Aginor andava sobre o ar, na direção da margem das chamas.

Rand estava consciente dos outros se movendo, Mat e Perrin correndo na periferia de sua visão, as pernas compridas de Loial levando-o para o meio das árvores, mas tudo o que ele realmente conseguia ver era Egwene, que estava ali, rígida, o rosto pálido e os olhos fechados. Não era o medo que a detinha, ele percebeu. Ela estava tentando lançar seu patético domínio do Poder, sem nenhum treinamento, contra o Abandonado.

Agarrou-a pelo braço e puxou-a para que o encarasse.

— Corra! — gritou para ela. Os olhos se abriram, encarando-o, furiosa com sua interferência, líquidos de ódio por Aginor, de medo do Abandonado. — Corra — disse, empurrando-a na direção das árvores com força suficiente para impulsioná-la. — Corra! — Com isso, ela correu.

Mas o rosto engelhado de Aginor se virou na direção dele, na direção de Egwene, que corria às suas costas, enquanto o Abandonado atravessava as chamas, como se o que a Aes Sedai estava fazendo não lhe dissesse respeito. Na direção de Egwene.

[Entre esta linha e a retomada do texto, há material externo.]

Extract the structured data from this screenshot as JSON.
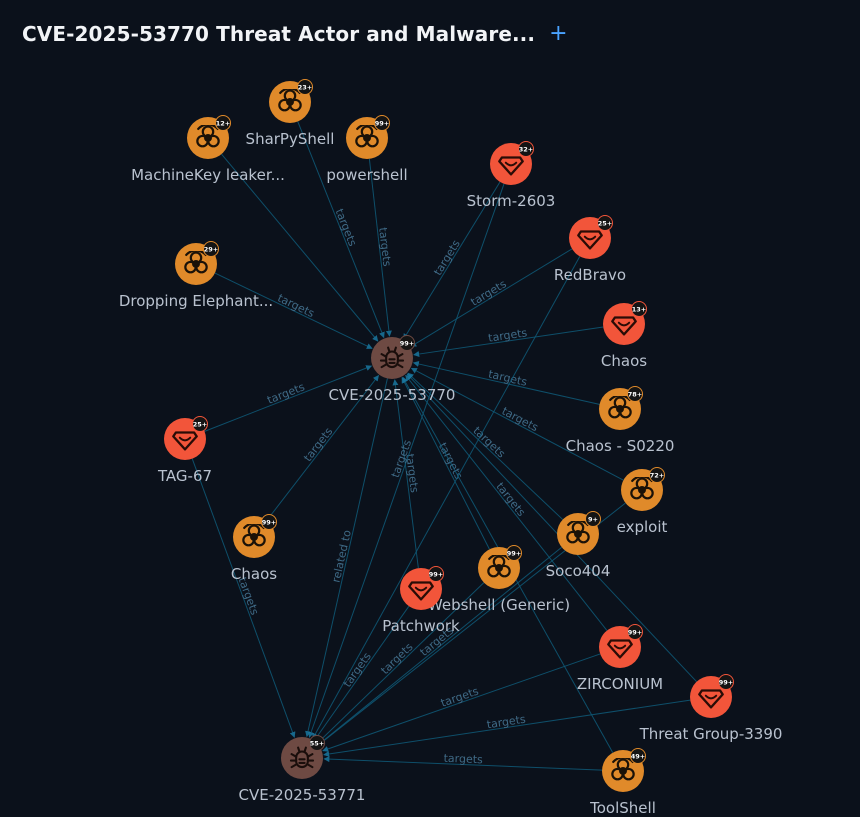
{
  "title": "CVE-2025-53770 Threat Actor and Malware...",
  "add_label": "+",
  "colors": {
    "background": "#0b111b",
    "malware": "#e08a2a",
    "actor": "#f2553a",
    "vulnerability": "#6e4a43",
    "edge": "#0f5a78",
    "edge_label": "#3f6a86"
  },
  "nodes": [
    {
      "id": "cve53770",
      "label": "CVE-2025-53770",
      "type": "vulnerability",
      "icon": "bug-icon",
      "badge": "99+"
    },
    {
      "id": "cve53771",
      "label": "CVE-2025-53771",
      "type": "vulnerability",
      "icon": "bug-icon",
      "badge": "55+"
    },
    {
      "id": "sharpyshell",
      "label": "SharPyShell",
      "type": "malware",
      "icon": "biohazard-icon",
      "badge": "23+"
    },
    {
      "id": "machinekey",
      "label": "MachineKey leaker...",
      "type": "malware",
      "icon": "biohazard-icon",
      "badge": "12+"
    },
    {
      "id": "powershell",
      "label": "powershell",
      "type": "malware",
      "icon": "biohazard-icon",
      "badge": "99+"
    },
    {
      "id": "storm2603",
      "label": "Storm-2603",
      "type": "actor",
      "icon": "actor-icon",
      "badge": "32+"
    },
    {
      "id": "redbravo",
      "label": "RedBravo",
      "type": "actor",
      "icon": "actor-icon",
      "badge": "25+"
    },
    {
      "id": "droppingelephant",
      "label": "Dropping Elephant...",
      "type": "malware",
      "icon": "biohazard-icon",
      "badge": "29+"
    },
    {
      "id": "chaos_actor",
      "label": "Chaos",
      "type": "actor",
      "icon": "actor-icon",
      "badge": "13+"
    },
    {
      "id": "chaos_s0220",
      "label": "Chaos - S0220",
      "type": "malware",
      "icon": "biohazard-icon",
      "badge": "78+"
    },
    {
      "id": "tag67",
      "label": "TAG-67",
      "type": "actor",
      "icon": "actor-icon",
      "badge": "25+"
    },
    {
      "id": "exploit",
      "label": "exploit",
      "type": "malware",
      "icon": "biohazard-icon",
      "badge": "72+"
    },
    {
      "id": "chaos_malware",
      "label": "Chaos",
      "type": "malware",
      "icon": "biohazard-icon",
      "badge": "99+"
    },
    {
      "id": "soco404",
      "label": "Soco404",
      "type": "malware",
      "icon": "biohazard-icon",
      "badge": "9+"
    },
    {
      "id": "webshell",
      "label": "Webshell (Generic)",
      "type": "malware",
      "icon": "biohazard-icon",
      "badge": "99+"
    },
    {
      "id": "patchwork",
      "label": "Patchwork",
      "type": "actor",
      "icon": "actor-icon",
      "badge": "99+"
    },
    {
      "id": "zirconium",
      "label": "ZIRCONIUM",
      "type": "actor",
      "icon": "actor-icon",
      "badge": "99+"
    },
    {
      "id": "threatgroup3390",
      "label": "Threat Group-3390",
      "type": "actor",
      "icon": "actor-icon",
      "badge": "99+"
    },
    {
      "id": "toolshell",
      "label": "ToolShell",
      "type": "malware",
      "icon": "biohazard-icon",
      "badge": "49+"
    }
  ],
  "edges": [
    {
      "from": "machinekey",
      "to": "cve53770",
      "label": ""
    },
    {
      "from": "sharpyshell",
      "to": "cve53770",
      "label": "targets"
    },
    {
      "from": "powershell",
      "to": "cve53770",
      "label": "targets"
    },
    {
      "from": "storm2603",
      "to": "cve53770",
      "label": "targets"
    },
    {
      "from": "redbravo",
      "to": "cve53770",
      "label": "targets"
    },
    {
      "from": "droppingelephant",
      "to": "cve53770",
      "label": "targets"
    },
    {
      "from": "chaos_actor",
      "to": "cve53770",
      "label": "targets"
    },
    {
      "from": "chaos_s0220",
      "to": "cve53770",
      "label": "targets"
    },
    {
      "from": "tag67",
      "to": "cve53770",
      "label": "targets"
    },
    {
      "from": "exploit",
      "to": "cve53770",
      "label": "targets"
    },
    {
      "from": "chaos_malware",
      "to": "cve53770",
      "label": "targets"
    },
    {
      "from": "soco404",
      "to": "cve53770",
      "label": "targets"
    },
    {
      "from": "webshell",
      "to": "cve53770",
      "label": "targets"
    },
    {
      "from": "patchwork",
      "to": "cve53770",
      "label": "targets"
    },
    {
      "from": "zirconium",
      "to": "cve53770",
      "label": "targets"
    },
    {
      "from": "threatgroup3390",
      "to": "cve53770",
      "label": ""
    },
    {
      "from": "toolshell",
      "to": "cve53770",
      "label": ""
    },
    {
      "from": "cve53770",
      "to": "cve53771",
      "label": "related to"
    },
    {
      "from": "tag67",
      "to": "cve53771",
      "label": "targets"
    },
    {
      "from": "storm2603",
      "to": "cve53771",
      "label": "targets"
    },
    {
      "from": "redbravo",
      "to": "cve53771",
      "label": ""
    },
    {
      "from": "soco404",
      "to": "cve53771",
      "label": "targets"
    },
    {
      "from": "webshell",
      "to": "cve53771",
      "label": "targets"
    },
    {
      "from": "patchwork",
      "to": "cve53771",
      "label": "targets"
    },
    {
      "from": "zirconium",
      "to": "cve53771",
      "label": "targets"
    },
    {
      "from": "threatgroup3390",
      "to": "cve53771",
      "label": "targets"
    },
    {
      "from": "toolshell",
      "to": "cve53771",
      "label": "targets"
    },
    {
      "from": "exploit",
      "to": "cve53771",
      "label": ""
    }
  ]
}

— Ela não! — gritou Rand. — Que a Luz o queime! Ela não!

Ele pegou uma pedra e a arremessou, com a intenção de chamar a atenção de Aginor. A meio caminho do rosto do Abandonado, a pedra se transformou em pó.

Ele hesitou apenas por um instante, tempo suficiente para olhar para trás e ver que Egwene estava oculta nas árvores. As chamas ainda cercavam Aginor, pedaços de seu manto estavam em chamas, mas ele caminhava como se tivesse todo o tempo do mundo, e a borda do fogo estava próxima. Rand se virou e correu. Atrás dele, ouviu Moiraine começar a gritar.